Hat Pins, A Deadly Weapon?
by Maggie Turnipseed (05/22/08).
Hat Pins, a Deadly Weapon?
In the 1890‘s enormous hair and hats was all the rage. Hatpins/Hat pins were made not for style but out of necessity. Up to 6 hatpins could be used at one time, some being up to eighteen inches long, to make sure that a fashionable woman with her hair in an up do and her chapeau did not have any issues with the wind. The bigger the hair do resulted in even bigger hats.
Imagine what it would have been like when a Judge passed a law that limited the length of one’s hat pin. That’s exactly what happened in 1908; a judge ruled that the length of a hat pin could not exceed the length of nine inches. The courts were afraid that suffragettes would use their hatpins as weapons. Many women had to cut length off their hatpins and trim the size of their hats to stay within the laws. Today a hat pin is still considered a concealed weapon in the city of Chicago.

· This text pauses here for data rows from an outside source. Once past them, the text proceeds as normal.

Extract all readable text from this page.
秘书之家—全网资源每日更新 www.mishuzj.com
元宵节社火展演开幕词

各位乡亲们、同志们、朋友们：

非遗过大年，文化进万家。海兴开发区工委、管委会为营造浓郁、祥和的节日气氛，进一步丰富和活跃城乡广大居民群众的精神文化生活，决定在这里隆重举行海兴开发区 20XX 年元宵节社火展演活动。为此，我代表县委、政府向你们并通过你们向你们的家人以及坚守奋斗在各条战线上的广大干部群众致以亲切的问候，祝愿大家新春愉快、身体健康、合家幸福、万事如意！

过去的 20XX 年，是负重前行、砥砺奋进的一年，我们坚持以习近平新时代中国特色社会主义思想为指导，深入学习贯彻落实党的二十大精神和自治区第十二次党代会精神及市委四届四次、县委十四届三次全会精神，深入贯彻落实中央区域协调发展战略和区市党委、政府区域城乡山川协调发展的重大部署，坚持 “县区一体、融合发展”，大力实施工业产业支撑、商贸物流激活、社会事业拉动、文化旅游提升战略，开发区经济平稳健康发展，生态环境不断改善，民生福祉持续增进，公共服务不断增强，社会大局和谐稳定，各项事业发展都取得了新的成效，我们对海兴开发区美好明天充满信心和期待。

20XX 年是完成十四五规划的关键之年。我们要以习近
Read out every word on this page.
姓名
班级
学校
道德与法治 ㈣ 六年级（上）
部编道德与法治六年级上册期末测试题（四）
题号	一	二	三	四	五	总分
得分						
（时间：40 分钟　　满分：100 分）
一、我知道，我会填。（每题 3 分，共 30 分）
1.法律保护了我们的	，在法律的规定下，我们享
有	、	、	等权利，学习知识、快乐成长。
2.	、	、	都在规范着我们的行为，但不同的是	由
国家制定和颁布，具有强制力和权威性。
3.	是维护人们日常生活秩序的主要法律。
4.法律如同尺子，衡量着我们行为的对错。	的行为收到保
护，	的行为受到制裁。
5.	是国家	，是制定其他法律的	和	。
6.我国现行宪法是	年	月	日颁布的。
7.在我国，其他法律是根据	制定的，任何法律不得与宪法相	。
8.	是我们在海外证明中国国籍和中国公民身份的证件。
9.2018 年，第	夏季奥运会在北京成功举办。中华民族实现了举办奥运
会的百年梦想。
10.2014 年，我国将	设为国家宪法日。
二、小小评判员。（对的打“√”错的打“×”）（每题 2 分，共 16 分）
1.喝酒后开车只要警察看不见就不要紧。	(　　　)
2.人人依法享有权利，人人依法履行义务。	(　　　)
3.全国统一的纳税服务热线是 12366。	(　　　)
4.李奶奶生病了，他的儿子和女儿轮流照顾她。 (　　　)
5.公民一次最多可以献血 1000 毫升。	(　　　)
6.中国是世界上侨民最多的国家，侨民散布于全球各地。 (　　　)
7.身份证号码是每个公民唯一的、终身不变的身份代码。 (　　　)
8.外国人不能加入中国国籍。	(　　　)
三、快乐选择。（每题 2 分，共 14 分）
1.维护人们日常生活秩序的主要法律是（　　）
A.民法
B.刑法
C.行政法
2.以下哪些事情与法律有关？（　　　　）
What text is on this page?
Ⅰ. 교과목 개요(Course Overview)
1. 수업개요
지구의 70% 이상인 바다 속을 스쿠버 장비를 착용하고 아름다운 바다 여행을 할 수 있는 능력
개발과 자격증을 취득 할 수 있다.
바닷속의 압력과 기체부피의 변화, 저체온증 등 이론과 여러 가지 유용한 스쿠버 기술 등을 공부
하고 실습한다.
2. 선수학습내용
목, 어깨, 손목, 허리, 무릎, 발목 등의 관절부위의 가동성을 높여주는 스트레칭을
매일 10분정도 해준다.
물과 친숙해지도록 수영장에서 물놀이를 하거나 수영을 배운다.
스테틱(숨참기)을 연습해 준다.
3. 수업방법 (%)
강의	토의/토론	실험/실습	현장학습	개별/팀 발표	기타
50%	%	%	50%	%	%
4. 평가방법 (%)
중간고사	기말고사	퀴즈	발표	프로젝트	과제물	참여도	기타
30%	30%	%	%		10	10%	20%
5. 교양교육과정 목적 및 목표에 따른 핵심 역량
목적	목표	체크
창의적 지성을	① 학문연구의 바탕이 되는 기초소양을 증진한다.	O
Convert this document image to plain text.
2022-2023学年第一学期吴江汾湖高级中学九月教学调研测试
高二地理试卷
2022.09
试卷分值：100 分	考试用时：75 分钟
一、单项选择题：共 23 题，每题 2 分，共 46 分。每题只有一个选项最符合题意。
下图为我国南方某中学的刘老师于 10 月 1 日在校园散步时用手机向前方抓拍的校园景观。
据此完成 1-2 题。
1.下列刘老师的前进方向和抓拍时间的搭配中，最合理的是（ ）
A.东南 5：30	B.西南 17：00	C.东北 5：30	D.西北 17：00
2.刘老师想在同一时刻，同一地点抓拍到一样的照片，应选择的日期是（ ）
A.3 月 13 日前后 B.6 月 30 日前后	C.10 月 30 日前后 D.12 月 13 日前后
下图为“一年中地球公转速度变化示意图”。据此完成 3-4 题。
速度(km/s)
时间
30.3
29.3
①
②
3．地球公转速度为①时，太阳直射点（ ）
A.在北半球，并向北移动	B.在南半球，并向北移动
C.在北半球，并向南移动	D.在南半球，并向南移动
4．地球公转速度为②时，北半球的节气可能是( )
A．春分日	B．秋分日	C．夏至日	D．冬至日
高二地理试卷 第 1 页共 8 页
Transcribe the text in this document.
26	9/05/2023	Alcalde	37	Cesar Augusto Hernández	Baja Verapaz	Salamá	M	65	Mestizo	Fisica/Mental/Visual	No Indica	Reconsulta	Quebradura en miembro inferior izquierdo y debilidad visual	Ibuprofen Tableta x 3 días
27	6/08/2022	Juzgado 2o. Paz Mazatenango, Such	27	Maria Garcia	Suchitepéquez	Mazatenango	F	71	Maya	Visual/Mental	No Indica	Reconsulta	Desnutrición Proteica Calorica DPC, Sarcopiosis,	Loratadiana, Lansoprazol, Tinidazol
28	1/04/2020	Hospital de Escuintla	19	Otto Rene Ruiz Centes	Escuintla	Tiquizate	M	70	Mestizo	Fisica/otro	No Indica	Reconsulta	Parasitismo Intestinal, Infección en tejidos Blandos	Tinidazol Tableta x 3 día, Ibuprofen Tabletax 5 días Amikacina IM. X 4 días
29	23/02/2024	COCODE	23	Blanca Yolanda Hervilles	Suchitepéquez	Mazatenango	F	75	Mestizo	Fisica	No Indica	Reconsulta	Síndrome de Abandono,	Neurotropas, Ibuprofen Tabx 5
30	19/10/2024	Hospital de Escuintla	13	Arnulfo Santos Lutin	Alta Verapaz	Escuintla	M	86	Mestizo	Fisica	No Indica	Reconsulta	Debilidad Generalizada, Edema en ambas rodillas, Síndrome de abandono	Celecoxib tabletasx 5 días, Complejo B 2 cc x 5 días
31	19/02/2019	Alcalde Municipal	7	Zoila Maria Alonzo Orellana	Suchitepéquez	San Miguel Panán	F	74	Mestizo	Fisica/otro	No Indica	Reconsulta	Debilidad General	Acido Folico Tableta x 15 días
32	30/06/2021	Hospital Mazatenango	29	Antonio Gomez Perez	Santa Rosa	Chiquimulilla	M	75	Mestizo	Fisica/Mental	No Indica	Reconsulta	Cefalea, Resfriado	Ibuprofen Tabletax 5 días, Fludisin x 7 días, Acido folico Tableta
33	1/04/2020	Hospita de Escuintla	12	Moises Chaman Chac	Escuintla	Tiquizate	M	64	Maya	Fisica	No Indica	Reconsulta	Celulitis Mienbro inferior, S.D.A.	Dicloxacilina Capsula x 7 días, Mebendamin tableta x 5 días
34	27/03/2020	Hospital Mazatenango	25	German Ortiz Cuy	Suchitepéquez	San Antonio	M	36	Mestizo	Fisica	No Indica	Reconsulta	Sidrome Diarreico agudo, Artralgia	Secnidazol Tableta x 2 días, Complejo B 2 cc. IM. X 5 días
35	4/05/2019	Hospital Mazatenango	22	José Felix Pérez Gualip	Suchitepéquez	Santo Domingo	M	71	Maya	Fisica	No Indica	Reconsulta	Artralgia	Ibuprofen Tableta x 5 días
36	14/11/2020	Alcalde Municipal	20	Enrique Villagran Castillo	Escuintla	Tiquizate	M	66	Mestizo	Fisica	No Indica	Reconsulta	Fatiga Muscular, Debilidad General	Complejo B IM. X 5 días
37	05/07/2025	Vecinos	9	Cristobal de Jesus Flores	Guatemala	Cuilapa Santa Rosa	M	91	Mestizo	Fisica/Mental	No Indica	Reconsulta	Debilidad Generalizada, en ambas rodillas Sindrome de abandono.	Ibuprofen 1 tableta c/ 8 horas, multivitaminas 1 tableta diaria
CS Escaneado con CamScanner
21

Collecting antique hat pins can be rewarding. Make sure that you take the time to research and learn about them before you buy as there have been reproductions made for years. Hatpins can range in value from $20. up to the $1000’s A great source of information is The American Hatpin Society http//americanhatpinsociety.com
Collectors of vintage hat pins often also collect hat pin holders, which are recognized by their series of tiny holes for keeping a wide range of pins at hand on a lady’s vanity for all occasions. Often made of porcelain or metal, these holders can sometimes sell for thousands of dollars at auctions or estate sales.